Where do I start with this. Never before have I looked into such a vast ocean of material that deserved its own blog space, but alas I am lazy and will only gloss over the highlights. What follows is a brief history of the origins of Wedding School. While not an eyewitness account per se, it remains a viable and completely accurate account of events...trust me.
One day, not so long ago, there was a huddle going in St Peter's in the Vatican.
The Pope: "Y'know guys there are way too many people gettin hitched and then splittin up. We gotta get a handle on this shit-any suggestions?"
Pope Henchman 1: "Ooh Ooh make everyone be celibate! No more sex equals no more bad"
Altar Boy in Corner: "Dammit"
Pope: "No No No we have to have marriage and sex or else we would run out of Catholics then I would have to find a job that would undoubtedly make me wear pants every day...that's unacceptable"
Henchman 2: "How about we simply round up those asking for divorces and reeducate them via torture on the virtues of marriage. You pull out one or two fingernails and that old hag at home sure starts looking alot better than you remember"
Pope: "Seriously who are you? We stopped reeducation years ago and besides pulling fingernails is soooo Muslim-I think the church is fine with the old fiery stake. Anybody else?....Anybody?"
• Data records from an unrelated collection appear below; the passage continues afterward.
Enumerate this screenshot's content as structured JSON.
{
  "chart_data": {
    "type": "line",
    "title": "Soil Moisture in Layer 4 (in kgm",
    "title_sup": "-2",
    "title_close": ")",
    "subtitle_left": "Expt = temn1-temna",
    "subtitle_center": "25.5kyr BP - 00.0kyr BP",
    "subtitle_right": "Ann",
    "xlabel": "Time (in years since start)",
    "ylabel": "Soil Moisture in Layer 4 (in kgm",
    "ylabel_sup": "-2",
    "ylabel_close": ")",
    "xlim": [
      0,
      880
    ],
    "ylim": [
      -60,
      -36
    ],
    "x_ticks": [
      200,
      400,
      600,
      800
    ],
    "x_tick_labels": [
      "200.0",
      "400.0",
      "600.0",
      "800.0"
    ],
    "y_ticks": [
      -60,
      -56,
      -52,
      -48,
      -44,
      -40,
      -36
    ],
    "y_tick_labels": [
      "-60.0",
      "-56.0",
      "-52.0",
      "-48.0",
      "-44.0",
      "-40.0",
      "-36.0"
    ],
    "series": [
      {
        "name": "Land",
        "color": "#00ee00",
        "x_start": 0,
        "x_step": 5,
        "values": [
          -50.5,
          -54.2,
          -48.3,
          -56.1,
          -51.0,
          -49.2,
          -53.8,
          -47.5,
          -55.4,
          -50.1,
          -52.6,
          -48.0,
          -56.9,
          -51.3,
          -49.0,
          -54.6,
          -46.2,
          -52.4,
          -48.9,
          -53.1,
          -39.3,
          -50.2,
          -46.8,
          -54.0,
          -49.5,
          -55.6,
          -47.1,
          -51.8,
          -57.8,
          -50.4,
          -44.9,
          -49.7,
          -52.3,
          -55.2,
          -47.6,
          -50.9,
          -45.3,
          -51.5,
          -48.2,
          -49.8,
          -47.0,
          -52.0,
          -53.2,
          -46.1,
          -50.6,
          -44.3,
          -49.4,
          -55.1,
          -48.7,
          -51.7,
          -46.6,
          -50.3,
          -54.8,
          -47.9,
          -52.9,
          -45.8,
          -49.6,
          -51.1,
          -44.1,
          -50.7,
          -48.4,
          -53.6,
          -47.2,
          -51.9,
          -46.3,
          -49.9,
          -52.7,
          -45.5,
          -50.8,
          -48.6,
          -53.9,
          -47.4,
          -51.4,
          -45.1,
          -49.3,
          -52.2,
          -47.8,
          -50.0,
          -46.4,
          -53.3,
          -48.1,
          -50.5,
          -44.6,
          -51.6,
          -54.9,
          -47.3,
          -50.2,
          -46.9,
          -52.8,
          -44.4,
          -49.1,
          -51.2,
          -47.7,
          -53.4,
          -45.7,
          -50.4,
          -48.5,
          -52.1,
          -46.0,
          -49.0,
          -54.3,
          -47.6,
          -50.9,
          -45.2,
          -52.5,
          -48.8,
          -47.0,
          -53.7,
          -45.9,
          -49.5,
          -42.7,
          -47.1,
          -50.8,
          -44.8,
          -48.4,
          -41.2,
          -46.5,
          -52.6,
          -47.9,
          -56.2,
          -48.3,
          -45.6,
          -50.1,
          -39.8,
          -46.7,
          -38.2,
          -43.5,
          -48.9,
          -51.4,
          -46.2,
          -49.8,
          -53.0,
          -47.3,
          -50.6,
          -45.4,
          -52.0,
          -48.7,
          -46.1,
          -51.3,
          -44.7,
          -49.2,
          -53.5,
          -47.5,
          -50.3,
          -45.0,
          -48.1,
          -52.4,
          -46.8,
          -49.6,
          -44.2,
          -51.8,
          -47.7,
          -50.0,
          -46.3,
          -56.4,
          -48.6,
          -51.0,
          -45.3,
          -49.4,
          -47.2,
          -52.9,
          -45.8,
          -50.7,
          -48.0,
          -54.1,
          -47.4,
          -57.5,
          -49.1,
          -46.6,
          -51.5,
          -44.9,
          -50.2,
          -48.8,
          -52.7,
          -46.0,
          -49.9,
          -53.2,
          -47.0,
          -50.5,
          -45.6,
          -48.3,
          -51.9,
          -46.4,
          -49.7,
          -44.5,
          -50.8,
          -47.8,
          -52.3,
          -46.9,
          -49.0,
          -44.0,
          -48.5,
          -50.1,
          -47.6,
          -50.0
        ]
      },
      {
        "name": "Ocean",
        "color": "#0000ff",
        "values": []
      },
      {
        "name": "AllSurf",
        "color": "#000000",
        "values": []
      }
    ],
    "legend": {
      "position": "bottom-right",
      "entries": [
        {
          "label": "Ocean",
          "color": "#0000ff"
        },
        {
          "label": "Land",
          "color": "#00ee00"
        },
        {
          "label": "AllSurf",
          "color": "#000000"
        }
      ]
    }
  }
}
Henchman 3: "I've got an idea....and it might be just crazy enough to work."
Pope: "Yes , Yes what is it man!"
Henchman 3: "First we create a class at church, but not just any class. It must be very long and tedious."
Pope: "Ok I'm listening"
Henchman 3: "Then we will make them sing campfire songs, make them listen to long incoherent ramblings about metaphorical sex and marrying the church, make them write down answers in journals to questions like 'how does life make you feel', and make the room either so hot or cold they won't be able to stand it"
Pope: "That sounds fantastic....lets get star--"
Henchman 3: "No wait, there's more"
Pope: "Hells yes! what else you got?"
Henchman 3: "Ok then we get our priests to get up and give them a good and proper sex talk"
Pope: "Ummm well the priests don't have sex so would they really be the right guys to be giving that talk?"
Henchman 3: "Shut your damn piehole till I'm finished. We let the priest talk, but then we bring in an actual couple to give what the priest was talking about street cred."
Pope: "Ahh I got ya"
Henchman 3: "I bet you do smart guy. Anyways, the couple stands up and talks about how awesome it is to do it without a condom and that it actually brings them closer together because with all the damn kids they got runnin around they don't have time to hate each other."
Pope: "Well slap me and call me Johnny P-that's genius!"
Henchman 3: "Oh wait there's one final touch-the coup de grace. We make these silly bastards pay for this class"
Pope: "So you're telling me we can make a class that encourages Marvin Gaye levels of baby making, gives us an avenue to throw more guilt on our people to keep them firmly in our clutches, is so damn long and arduous that only the most dedicated couples will make it through thereby making it look like we are cutting down on the divorce rate in our official stats, and fills my pocket at the same time? "
Henchman 3: "Do you keep fried chicken in that box you wear on your head?"
Pope: "You damn skippy I do. I now pronounce you Cardinal of Luxembourg and give you Henchman 1's alter boy-go forth sir Cardinal and create these classes. We will destroy divorce once and for all....and I can finally get some new rims for the Popemobile"
Cardinal 3: "Your wish is my command...hey alter boy! Get your sweet ass over here-big poppa and you gonna take a ride to da Lux!"
....And thus the wedding class was born.
Next time I will delve into the fun and exciting world of NFP. Until then, pray I don't get struck by lightning on my way home.
PS. I am quite religious and like the Catholic Church. However, like any organized religion its our duty to keep them on their toes. So if you've wandered here accidentally and are ready to get the righteous torches and summon the villagers I advise you to look up Luke 6:42.